Almost 38,000 people ran the 1986 race. By 1987, the turnout topped 50,000. In the 1990s, the race has attracted almost 60,000 people a year.
Sylvia Quinn, race director from 1983 to 1991, saw the explosion up close.
For years, Bloomsday had trouble finding corporate sponsors, she says. Now there’s a long waiting line to be one of the 18 businesses paying $5,000 to use Bloomsday logos in their advertisements.
With the expanding throngs came the need for thousands of volunteers to distribute water and T-shirts, to compute finishing times, to ensure a smooth event.
“The volunteers make that race,” Quinn says. “Without them it couldn’t happen.”
During its two decades, Bloomsday’s personality changed from road race to social event.
The average finishing time has climbed from one hour to two hours, from eight-minute miles to 16-minute miles. The typical Bloomie went from a running man to a walking woman.
It’s become such a signature event, Bloomsday now would be hard to screw up, many say.
Kardong laughs. “Oh no. It’s very easy to screw it up. Just because you get it right one year doesn’t make a bit of difference for the next.”
In fact, Kardong admits some fears about this year’s run. Computer wizards are still scrambling to overhaul the new equipment to calculate the finishers.

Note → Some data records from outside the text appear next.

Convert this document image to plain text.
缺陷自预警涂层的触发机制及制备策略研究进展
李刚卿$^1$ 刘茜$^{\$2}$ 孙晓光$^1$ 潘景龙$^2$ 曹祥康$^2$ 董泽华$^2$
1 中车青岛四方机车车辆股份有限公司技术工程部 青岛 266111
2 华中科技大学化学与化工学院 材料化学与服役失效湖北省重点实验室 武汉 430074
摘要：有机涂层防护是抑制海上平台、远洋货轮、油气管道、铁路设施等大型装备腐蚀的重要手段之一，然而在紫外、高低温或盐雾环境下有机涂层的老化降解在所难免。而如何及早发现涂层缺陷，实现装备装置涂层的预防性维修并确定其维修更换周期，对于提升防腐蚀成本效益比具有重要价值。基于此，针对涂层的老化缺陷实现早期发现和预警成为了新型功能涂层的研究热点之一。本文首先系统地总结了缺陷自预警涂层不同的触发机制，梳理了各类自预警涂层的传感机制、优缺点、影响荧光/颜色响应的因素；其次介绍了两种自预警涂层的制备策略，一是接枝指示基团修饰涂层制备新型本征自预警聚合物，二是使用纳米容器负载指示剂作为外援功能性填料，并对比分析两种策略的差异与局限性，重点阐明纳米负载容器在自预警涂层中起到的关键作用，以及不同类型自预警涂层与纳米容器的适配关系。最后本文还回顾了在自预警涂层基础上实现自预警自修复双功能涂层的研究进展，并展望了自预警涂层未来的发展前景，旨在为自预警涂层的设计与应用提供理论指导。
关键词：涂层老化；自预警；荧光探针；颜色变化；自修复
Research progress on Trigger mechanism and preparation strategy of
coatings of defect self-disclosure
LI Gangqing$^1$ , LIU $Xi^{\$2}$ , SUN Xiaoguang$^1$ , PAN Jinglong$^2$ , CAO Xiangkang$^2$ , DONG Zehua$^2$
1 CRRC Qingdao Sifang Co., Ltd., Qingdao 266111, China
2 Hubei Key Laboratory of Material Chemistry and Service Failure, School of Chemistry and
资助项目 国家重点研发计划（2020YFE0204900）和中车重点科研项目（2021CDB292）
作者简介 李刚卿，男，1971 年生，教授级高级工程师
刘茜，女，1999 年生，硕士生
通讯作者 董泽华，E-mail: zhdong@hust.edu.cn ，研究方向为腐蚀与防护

Glancing ahead, Kardong foresees a day when every runner and walker carries a computer chip so that the times are more precise and cheaters can’t fool the computers.
Kardong doesn’t see the run getting much bigger. But if it does, he smiles, “we might have to look to run it on the freeway.”
Meanwhile, Bloomsday continues to be seemingly blessed. For years it never rained. It only snowed once, and even then mostly melted by race time. The course has been run by 683,344 people. Only two have died, both from heart attacks. One man collapsed just as he crossed the finish line.
For Lynch, MSC’s point man in helping launch the race, Bloomsday is a success story because it kept to its mission, to emphasize participation rather than competition.
“At its heart and soul it’s a community event,” he says. “It’s a world class road race too. But it’s never forgotten what it’s really about.”
Its bottom-line charm, Lynch says, is that it makes people happy.
“You look at the people finishing, and they’ve got the the biggest smiles on their faces….They come through at the two-hour mark with their hands in the air.”